1. A method of data processing, the method comprising:

sequencing the n ciphertext data according to the sequencing index to obtain n sequenced ciphertext data;

determining the sorting index corresponding to the n ciphertext data according to the second matrix and the third matrix, including:

sorting the n ciphertext data according to the corrected sorting index to obtain n sorted ciphertext data;

the determining, according to the second matrix, the sorting index corresponding to the n ciphertext data includes:

constructing a bias matrix according to the third matrix;

2. The method according to claim 1, wherein the sorting the n ciphertext data according to the modified sorting index to obtain n sorted ciphertext data comprises:

3. The method according to claim 2, wherein the sorting the n ciphertext data according to the position of the sorting index corresponding to each element in the position vector to obtain n sorted ciphertext data includes:

4. The method of claim 1, wherein constructing a bias matrix from the third matrix comprises:

5. The method of claim 4, wherein updating column elements in the third matrix that represent equality between the first matrix and the transposed matrix, resulting in a fourth matrix, comprises:

6. A data processing apparatus, characterized in that the apparatus comprises:

the data sorting module is used for sorting the n ciphertext data according to the sorting index to obtain n sorted ciphertext data;

the index determination module includes:

the data sorting module is specifically configured to sort the n ciphertext data according to the corrected sorting index to obtain n sorted ciphertext data;

the index determining submodule is specifically configured to perform addition calculation on the second matrix in rows to obtain a first vector, where each element in the first vector corresponds to a sorting index of each ciphertext data in the n ciphertext data;

the index modification submodule includes:

7. The apparatus according to claim 6, wherein the data sorting module is specifically configured to sort the n ciphertext data according to a position of a sorting index corresponding to each element in the position vector, so as to obtain n sorted ciphertext data.

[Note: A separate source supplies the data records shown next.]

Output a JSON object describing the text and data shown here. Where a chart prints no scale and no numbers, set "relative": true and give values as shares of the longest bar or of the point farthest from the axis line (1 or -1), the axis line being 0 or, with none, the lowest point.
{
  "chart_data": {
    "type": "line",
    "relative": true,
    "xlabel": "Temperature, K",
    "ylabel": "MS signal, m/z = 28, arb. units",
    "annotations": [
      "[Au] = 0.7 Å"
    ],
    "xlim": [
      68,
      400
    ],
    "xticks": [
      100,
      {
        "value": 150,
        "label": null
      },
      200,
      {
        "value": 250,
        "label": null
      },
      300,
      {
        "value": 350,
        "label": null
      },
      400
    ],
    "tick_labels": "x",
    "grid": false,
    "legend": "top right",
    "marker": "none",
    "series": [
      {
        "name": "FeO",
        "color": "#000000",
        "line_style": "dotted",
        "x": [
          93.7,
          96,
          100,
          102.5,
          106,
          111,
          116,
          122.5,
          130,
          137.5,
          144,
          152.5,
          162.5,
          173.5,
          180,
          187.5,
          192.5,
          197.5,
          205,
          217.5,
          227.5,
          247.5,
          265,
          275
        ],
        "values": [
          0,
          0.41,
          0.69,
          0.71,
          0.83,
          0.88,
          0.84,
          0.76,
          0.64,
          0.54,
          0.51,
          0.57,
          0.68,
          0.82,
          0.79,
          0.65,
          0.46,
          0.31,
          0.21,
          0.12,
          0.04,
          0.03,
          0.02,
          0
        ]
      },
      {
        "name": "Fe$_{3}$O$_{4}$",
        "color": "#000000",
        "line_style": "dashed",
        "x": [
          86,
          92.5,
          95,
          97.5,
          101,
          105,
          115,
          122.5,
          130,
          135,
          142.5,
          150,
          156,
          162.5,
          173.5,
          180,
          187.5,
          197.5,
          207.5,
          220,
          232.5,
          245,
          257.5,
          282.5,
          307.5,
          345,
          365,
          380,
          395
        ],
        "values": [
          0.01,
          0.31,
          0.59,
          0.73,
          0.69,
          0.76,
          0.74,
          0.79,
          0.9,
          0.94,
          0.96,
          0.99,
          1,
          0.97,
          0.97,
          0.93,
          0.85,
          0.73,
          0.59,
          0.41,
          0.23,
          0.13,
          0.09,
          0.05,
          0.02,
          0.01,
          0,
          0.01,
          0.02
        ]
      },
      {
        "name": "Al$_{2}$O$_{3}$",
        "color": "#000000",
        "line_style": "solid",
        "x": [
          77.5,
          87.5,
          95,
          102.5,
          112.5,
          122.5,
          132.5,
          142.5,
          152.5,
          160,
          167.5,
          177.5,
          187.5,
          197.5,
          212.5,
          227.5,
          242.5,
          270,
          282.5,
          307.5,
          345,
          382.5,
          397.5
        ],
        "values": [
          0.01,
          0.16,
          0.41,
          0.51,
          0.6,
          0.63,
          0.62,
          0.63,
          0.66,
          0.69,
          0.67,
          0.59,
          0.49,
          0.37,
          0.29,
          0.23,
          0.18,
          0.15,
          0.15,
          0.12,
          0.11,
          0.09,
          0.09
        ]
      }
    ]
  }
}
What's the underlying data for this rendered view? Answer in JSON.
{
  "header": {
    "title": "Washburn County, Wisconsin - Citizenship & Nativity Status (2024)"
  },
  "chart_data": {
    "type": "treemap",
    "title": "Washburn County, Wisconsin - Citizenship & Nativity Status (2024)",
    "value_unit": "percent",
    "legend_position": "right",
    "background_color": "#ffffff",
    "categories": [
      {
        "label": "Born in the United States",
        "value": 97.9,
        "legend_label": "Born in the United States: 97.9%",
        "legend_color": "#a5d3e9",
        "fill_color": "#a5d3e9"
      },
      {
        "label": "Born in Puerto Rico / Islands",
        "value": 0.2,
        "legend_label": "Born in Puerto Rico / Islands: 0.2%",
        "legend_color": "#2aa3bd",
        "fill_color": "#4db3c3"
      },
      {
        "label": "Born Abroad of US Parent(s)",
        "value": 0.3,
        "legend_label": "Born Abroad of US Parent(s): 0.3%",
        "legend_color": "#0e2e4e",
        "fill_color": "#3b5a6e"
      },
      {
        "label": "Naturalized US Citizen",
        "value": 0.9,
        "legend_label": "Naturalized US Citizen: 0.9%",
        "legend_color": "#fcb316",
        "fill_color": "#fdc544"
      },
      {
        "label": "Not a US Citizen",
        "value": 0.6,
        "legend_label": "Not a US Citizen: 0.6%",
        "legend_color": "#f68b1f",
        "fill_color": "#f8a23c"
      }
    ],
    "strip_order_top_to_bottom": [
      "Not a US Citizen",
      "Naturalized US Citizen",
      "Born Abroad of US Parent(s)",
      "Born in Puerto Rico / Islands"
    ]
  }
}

8. The apparatus of claim 7, wherein the data sorting module comprises:

9. The apparatus of claim 6, wherein the bias construction unit comprises:

10. The apparatus according to claim 9, wherein the matrix updating subunit is configured to sequentially update the 2 nd column to the nth column of the third matrix from left to right, so as to obtain a fourth matrix; wherein, the matrix updating subunit includes:

11. An apparatus for data processing, comprising a memory, and one or more programs, wherein the one or more programs are stored in the memory, and wherein execution of the one or more programs by one or more processors comprises instructions for:

constructing a bias matrix according to the third matrix;

12. The apparatus according to claim 11, wherein the sorting the n ciphertext data according to the modified sorting index to obtain n sorted ciphertext data includes:

13. The apparatus according to claim 12, wherein the sorting the n ciphertext data according to the position of the sorting index corresponding to each element in the position vector to obtain n sorted ciphertext data includes:

14. The apparatus of claim 11, wherein the constructing a bias matrix from the third matrix comprises:

15. The apparatus of claim 14, wherein updating column elements in the third matrix that represent equality between the first matrix and the transposed matrix results in a fourth matrix, comprising:

16. A machine-readable medium having stored thereon instructions, which when executed by one or more processors, cause an apparatus to perform the data processing method of any of claims 1 to 5.